Oil prices experienced a notable decline of 2% on Wednesday, as market focus shifts to the upcoming OPEC+ meeting scheduled for this weekend. Traders anticipate that the group may consider further increasing oil output from October by tapping into the last remaining production cuts. As of early morning Eastern Time, West Texas Intermediate (WTI) crude was priced at $64.34, reflecting a 2% decrease, while the international benchmark, Brent Crude, fell by 1.76% to $68.02.
The eight OPEC+ producers that have been gradually unwinding production cuts over recent months will convene on Sunday, September 7, to deliberate on an additional increase in oil production for October. According to two sources familiar with the discussions, no definitive decision regarding production levels has been reached as of now.

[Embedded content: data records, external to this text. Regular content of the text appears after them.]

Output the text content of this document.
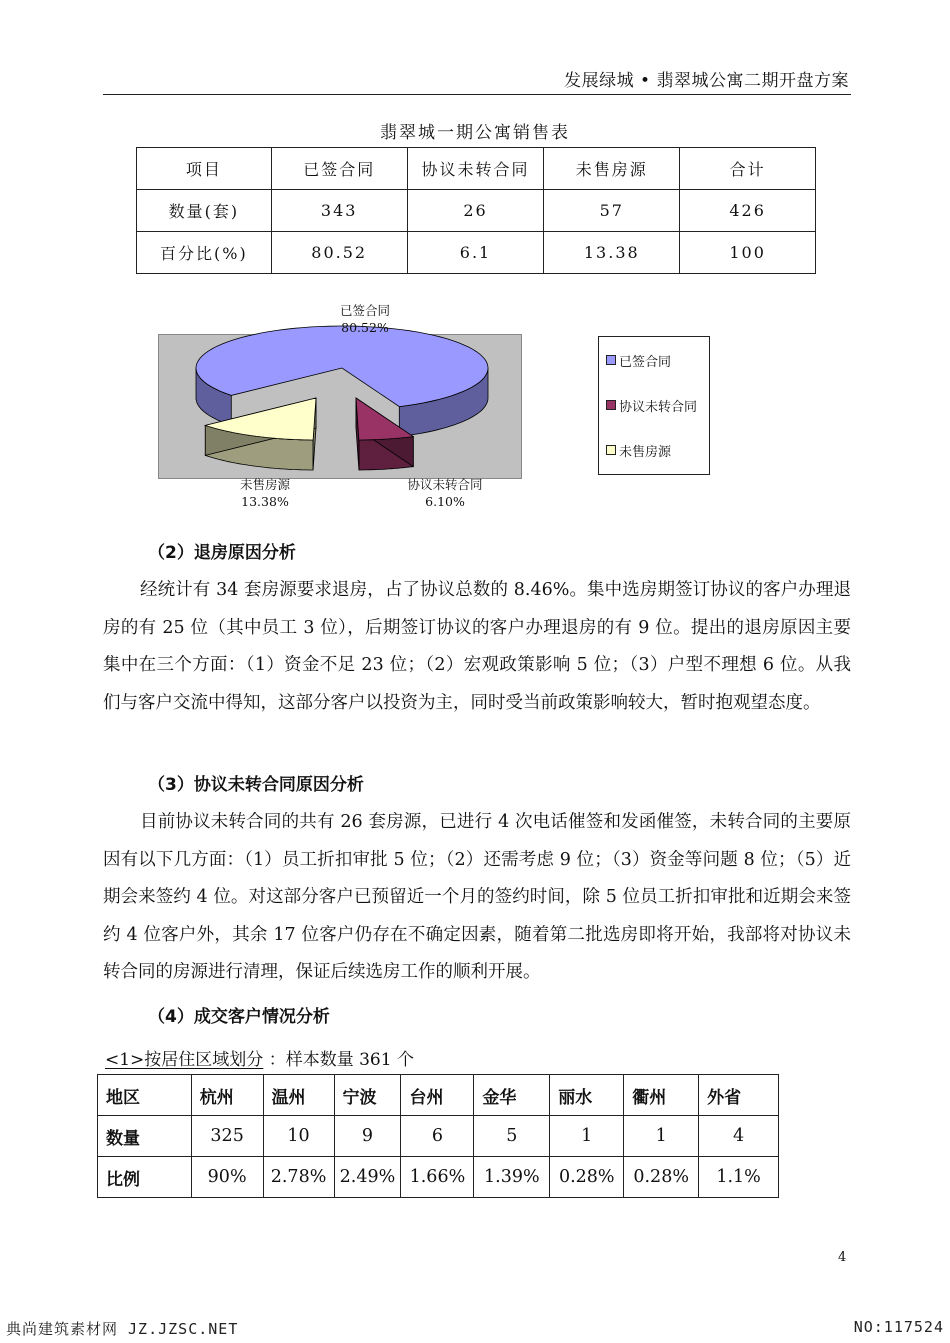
发展绿城 • 翡翠城公寓二期开盘方案
翡翠城一期公寓销售表
项目	已签合同	协议未转合同	未售房源	合计
数量(套)	343	26	57	426
百分比(%)	80.52	6.1	13.38	100
已签合同
80.52%
未售房源
13.38%
协议未转合同
6.10%
已签合同
协议未转合同
未售房源
（2）退房原因分析

经统计有 34 套房源要求退房，占了协议总数的 8.46%。集中选房期签订协议的客户办理退房的有 25 位（其中员工 3 位），后期签订协议的客户办理退房的有 9 位。提出的退房原因主要集中在三个方面：（1）资金不足 23 位；（2）宏观政策影响 5 位；（3）户型不理想 6 位。从我们与客户交流中得知，这部分客户以投资为主，同时受当前政策影响较大，暂时抱观望态度。

（3）协议未转合同原因分析

目前协议未转合同的共有 26 套房源，已进行 4 次电话催签和发函催签，未转合同的主要原因有以下几方面：（1）员工折扣审批 5 位；（2）还需考虑 9 位；（3）资金等问题 8 位；（5）近期会来签约 4 位。对这部分客户已预留近一个月的签约时间，除 5 位员工折扣审批和近期会来签约 4 位客户外，其余 17 位客户仍存在不确定因素，随着第二批选房即将开始，我部将对协议未转合同的房源进行清理，保证后续选房工作的顺利开展。

（4）成交客户情况分析
<1>按居住区域划分 ：样本数量 361 个
地区	杭州	温州	宁波	台州	金华	丽水	衢州	外省
数量	325	10	9	6	5	1	1	4
比例	90%	2.78%	2.49%	1.66%	1.39%	0.28%	0.28%	1.1%
4
典尚建筑素材网 JZ.JZSC.NET	NO:117524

The group had previously agreed in early August to raise output by 547,000 barrels per day (bpd) for September, a move that would complete the rollback of the 2.2 million bpd cuts initiated earlier.
OPEC+ currently has one remaining layer of production cuts totaling 1.66 million bpd, which are set to remain in effect until the end of 2026, unless the alliance opts to revise them. Should the OPEC+ producers decide to lift these last cuts, it would signal a shift toward prioritizing market share over price stabilization. Since beginning to unwind production cuts in April, oil prices have remained subdued, although they are now approximately $10 per barrel higher than the lowest price recorded in 2025, which was $58 per barrel in April.
The implications of OPEC’s production decisions extend beyond international markets. Lower crude prices, while aligned with U.S. President Donald Trump‘s push for reduced oil and energy costs, pose potential risks to budgetary stability and may lead to a decline in drilling activity within the U.S. shale sector.
As the OPEC+ meeting approaches, analysts and traders alike will be closely monitoring the outcomes, which could significantly impact global oil prices and production strategies in the coming months. As the energy market remains volatile, the decisions made during this meeting could reverberate beyond the oil markets, affecting economies worldwide.